To hear him say it openly made her realize the depth of it, how much he gave up to her. Love was a light word, a plaything in comparison.
"Is it war, then, you want, my lady?" Philip asked. "That is the compass and measure of what he intends."
"No," Allegreto said sharply to her. "Once you take your place, they will yield. Why do you suppose Franco leaped like a hound at the chance to wed you?" He turned on Philip, scowling. "You know what Ligurio's memory means to the people. They revere it more every year that passes under the Riata's hand. Look what savagery it's taken for Franco to hold his place! You think my father ever managed worse? If I had not had Matteo, he would have killed us to the last woman and child who ever whispered the name of Navona."
"Because he is afraid of you," Philip said intractably. "If you would surrender to defeat, and let it go, as Princess Melanthe did, we would have no more of blood revenge."
"Englishman." Allegreto made a hiss of disgust between his teeth. "You do not understand."

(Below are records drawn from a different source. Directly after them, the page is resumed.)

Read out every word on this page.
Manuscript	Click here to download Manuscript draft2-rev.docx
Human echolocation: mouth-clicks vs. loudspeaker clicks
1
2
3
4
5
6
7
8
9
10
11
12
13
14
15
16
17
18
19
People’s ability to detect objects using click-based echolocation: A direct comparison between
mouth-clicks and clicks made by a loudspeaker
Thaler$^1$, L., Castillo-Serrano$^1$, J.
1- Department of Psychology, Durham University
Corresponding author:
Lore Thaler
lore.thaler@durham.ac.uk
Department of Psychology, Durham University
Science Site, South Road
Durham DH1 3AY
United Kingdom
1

"I understand that you and Franco Pietro are as like as one dagger point to another." He rested a heavy hand on the tree, turning his grizzled face toward her. "Do you understand it, Princess? You were betrothed to Riata. Now you gaze at Navona here like a moonstruck maid. Take your pick, they'll both have you for your name, and either one would tear apart all Prince Ligurio built to elevate their own. You were well out of this nest of vipers while they fought over his grave, my lady. God bless you, Princess. I am sorry you had to return, if this is all that will come of it."
Elayne hugged herself. She lifted her face and looked toward the old bandit. In truth she understood him better than she understood Allegreto, but she thought of Zafer and Margaret in Riata hands, of the child that might already be inside her, of Gerolamo waiting in the city and Dario on his face at her feet in gratitude for his very life.
"I don't know what to do," she said. "I don't know how to stop it."
"He's bedded you," Philip said gruffly. It was not even a question.
Elayne lowered her eyes. She bent her head down in a wave of mortification.
"Aye, and sent word of our marriage all over Christendom!" Allegreto took a sudden step toward her. "Look up and show no shame for it! I won't fail in this. I'll make you safe. I'll make Monteverde safe. I told you what I would do even though I burn in Hell."
She raised her head. He stood like dark Lucifer dressed in peasant clothes, daring hellfire in the gloomy light that filtered through the pine boughs. Elayne gazed up at him, helpless to find any way to leave or turn from him now.
The bandit heaved a sigh. "Forsooth, she is besotted! I see that it is futile to reason. Tell me what's your plan then, you black murdering bastard. Perchance we can see at least that she lives through it."